Die Regierung habe im Zusammenhang mit dem Bundesprogramm ökologischer Landbau zahlreiche zielgruppengerechte Broschüren erstellt und leiste Aufklärungsarbeit für eine gesunde Ernährung bei Caterern oder in Schulen, berichtete Reimer. Intensive Öffentlichkeitsarbeit betreibt auch die gepa.

Wie Geschäftsführer Speck erläuterte, hat sich die Art ihrer Kommunikation deutlich verändert. Früher wäre man vorrangig mit ernsten Argumenten an die Verbraucher herangetreten.
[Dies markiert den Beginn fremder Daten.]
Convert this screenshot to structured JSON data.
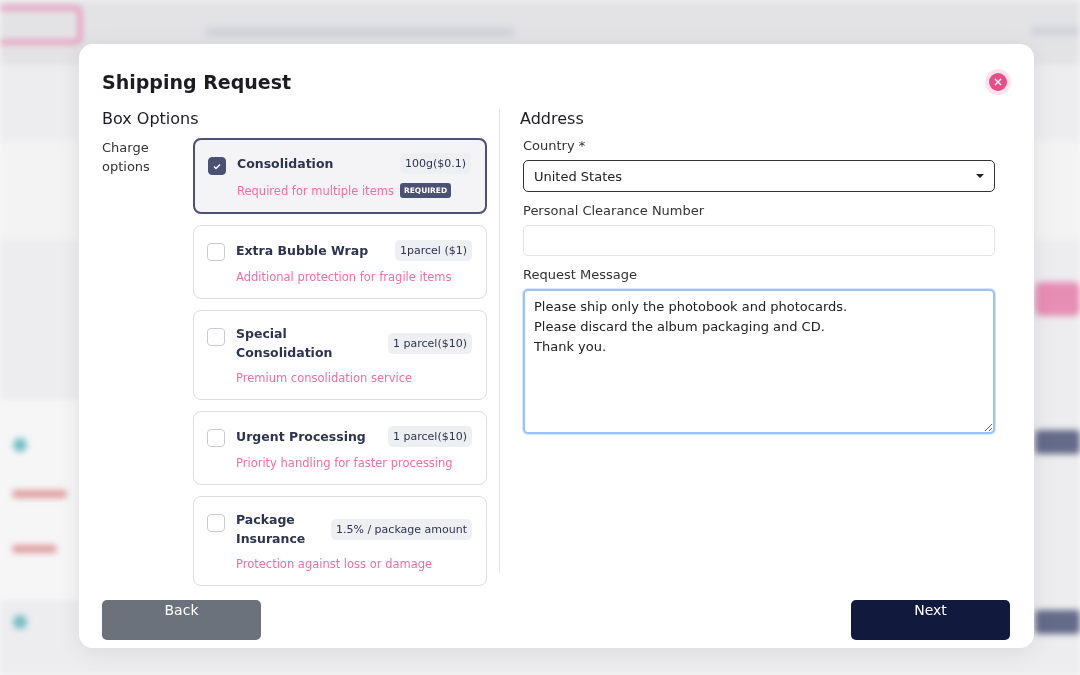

Heute dagegen habe man sich an einen modernen Markt angepasst. „Die Menschen wollen einfache, plastische Botschaften". Deshalb betone die gepa einen Genuss mit Mehrwert und mache zum Beispiel die Menschen hinter den Produkten sichtbar.

Bonfig betonte, bei HDI-Gerling habe man eher auf das direkte Erleben gesetzt, statt Schriften zu verteilen oder Vorträge zu halten. Zuerst habe man das Küchenpersonal überzeugt, indem man gemeinsam zu den Erzeugern gefahren sei. Dann wurden Aktionswochen in der Kantine durchgeführt, bei denen Bio-Hersteller Produkte zum Probieren mitbrachten. „Seither gehen die Leute viel motivierter und voller Vertrauen zum Essen", schloss Bonfig.